Autre décision importante de la justice française, la cour de cassation a annulé la condamnation d’un mensuel qui avait qualifié le Beaujolais de « vin de m… ». Sur plainte de 56 syndicats viticoles, la cour d’appel de Lyon avait pourtant confirmé le jugement du tribunal de grande instance de Villefranche-sur-Saône. L’article contesté reprenait les termes d’un professionnel français de la dégustation qui déclarait que les viticulteurs du Beaujolais « étaient tout à fait conscients de commercialiser un vin de m… » . La cour de cassation a donc estimé que les précédentes décisions judiciaires étaient contraires à la Convention européenne des droits de l’Homme qui protège la liberté d’expression.

Au nom de la liberté d’expression et sous le haut patronage de la justice française, je suis donc ravi de pouvoir dénoncer ici les éditeurs culturels français pour leur littérature marchande de m… et leurs en[bip]lés d’auteurs à chi[bip] (autre exemple métaphorique – Trope du premier niveau).

Ah ! Ça soulage bor[bip] de société ! (Expression également métaphorique).

Benoît le bon tuyau

On voit ici le pape affublé d’un casque de pompier italien.
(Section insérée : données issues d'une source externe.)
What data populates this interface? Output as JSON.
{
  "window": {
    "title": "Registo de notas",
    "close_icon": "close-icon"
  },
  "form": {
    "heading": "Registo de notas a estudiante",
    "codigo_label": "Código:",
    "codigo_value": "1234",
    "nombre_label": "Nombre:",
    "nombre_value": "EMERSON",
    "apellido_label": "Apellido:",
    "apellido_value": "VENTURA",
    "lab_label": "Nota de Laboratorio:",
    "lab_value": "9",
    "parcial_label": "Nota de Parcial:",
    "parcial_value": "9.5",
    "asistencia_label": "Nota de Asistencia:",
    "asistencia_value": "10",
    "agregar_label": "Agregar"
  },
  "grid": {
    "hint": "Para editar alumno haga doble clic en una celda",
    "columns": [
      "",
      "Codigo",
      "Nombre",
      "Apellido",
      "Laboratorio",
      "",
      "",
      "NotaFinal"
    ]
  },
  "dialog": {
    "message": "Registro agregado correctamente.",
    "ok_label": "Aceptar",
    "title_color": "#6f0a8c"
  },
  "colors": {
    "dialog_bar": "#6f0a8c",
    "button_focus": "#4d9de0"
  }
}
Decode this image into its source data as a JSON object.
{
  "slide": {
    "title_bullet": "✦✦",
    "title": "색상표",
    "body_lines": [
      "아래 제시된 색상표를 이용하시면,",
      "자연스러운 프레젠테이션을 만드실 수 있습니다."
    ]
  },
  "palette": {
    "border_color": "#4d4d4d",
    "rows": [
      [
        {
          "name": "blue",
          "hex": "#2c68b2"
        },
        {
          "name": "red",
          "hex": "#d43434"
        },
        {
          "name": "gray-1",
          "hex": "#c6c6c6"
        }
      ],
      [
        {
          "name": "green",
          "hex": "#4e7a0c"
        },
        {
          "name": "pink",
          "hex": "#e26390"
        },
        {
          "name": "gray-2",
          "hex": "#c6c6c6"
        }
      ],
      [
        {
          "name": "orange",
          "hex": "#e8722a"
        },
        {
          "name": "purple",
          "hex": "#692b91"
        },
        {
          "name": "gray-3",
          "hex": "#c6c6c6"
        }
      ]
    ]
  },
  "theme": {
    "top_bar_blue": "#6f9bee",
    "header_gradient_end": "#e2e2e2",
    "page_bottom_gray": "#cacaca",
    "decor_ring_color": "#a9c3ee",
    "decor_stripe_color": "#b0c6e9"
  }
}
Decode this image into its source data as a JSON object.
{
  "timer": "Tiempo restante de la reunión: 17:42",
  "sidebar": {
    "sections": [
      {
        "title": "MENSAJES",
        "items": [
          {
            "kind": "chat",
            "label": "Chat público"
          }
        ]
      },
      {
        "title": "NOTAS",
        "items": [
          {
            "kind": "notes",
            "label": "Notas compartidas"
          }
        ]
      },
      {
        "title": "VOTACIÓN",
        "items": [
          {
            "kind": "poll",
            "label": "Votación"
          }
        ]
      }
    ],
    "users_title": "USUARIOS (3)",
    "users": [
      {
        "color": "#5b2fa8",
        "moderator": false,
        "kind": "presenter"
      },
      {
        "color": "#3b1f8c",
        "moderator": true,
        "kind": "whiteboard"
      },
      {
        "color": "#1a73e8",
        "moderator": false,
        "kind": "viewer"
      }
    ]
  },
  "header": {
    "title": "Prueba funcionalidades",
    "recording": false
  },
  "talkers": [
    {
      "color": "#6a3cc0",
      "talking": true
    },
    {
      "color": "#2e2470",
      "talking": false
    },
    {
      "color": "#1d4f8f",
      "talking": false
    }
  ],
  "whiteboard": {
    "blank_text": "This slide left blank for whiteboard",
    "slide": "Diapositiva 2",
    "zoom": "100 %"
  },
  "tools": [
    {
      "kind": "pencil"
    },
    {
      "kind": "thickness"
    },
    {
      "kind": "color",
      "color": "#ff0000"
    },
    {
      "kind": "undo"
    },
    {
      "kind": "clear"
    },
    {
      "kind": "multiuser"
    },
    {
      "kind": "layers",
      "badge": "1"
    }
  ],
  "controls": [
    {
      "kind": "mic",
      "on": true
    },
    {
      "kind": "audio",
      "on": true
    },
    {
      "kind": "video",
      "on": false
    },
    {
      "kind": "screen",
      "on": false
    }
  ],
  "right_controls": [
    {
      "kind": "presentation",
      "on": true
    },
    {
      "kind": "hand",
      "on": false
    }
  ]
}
Est-ce que la foi en Dieu ne suffirait pas à se préserver des flammes de l’enfer ?

La dépêche AFP dit qu’un infirme lui a tendu un téléphone portable et que le pape a, de bonne grâce (moindre des choses dans sa position), accepté de converser avec son interlocuteur anonyme. Mince ! Pourvu que ce ne soit pas par hasard Villepin qui chercherait à faire homologuer ses miracles !

NDLR : notez bien que le numéro d’urgence des pompiers n’a pas pour autant changé. Il s’agit bien du 18 et non du 16.

Civisme Academy

Quoi que l’on pense de cette loi qui nous a contraints à travailler hier lundi de Pentecôte, elle a été votée par le Parlement, notre représentation démocratique nationale, et dès lors s’impose à tous.

Or des parents et des associations ont retenu les enfants d’aller à l’école au motif qu’ils ne sont pas salariés et donc pas concernés. La preuve statistique est apportée aujourd’hui : 80% des enseignants étaient à leur poste, ce sont les élèves qui ne sont pas venus. Quand les cantines étaient ouvertes, la nourriture a dû être jetée.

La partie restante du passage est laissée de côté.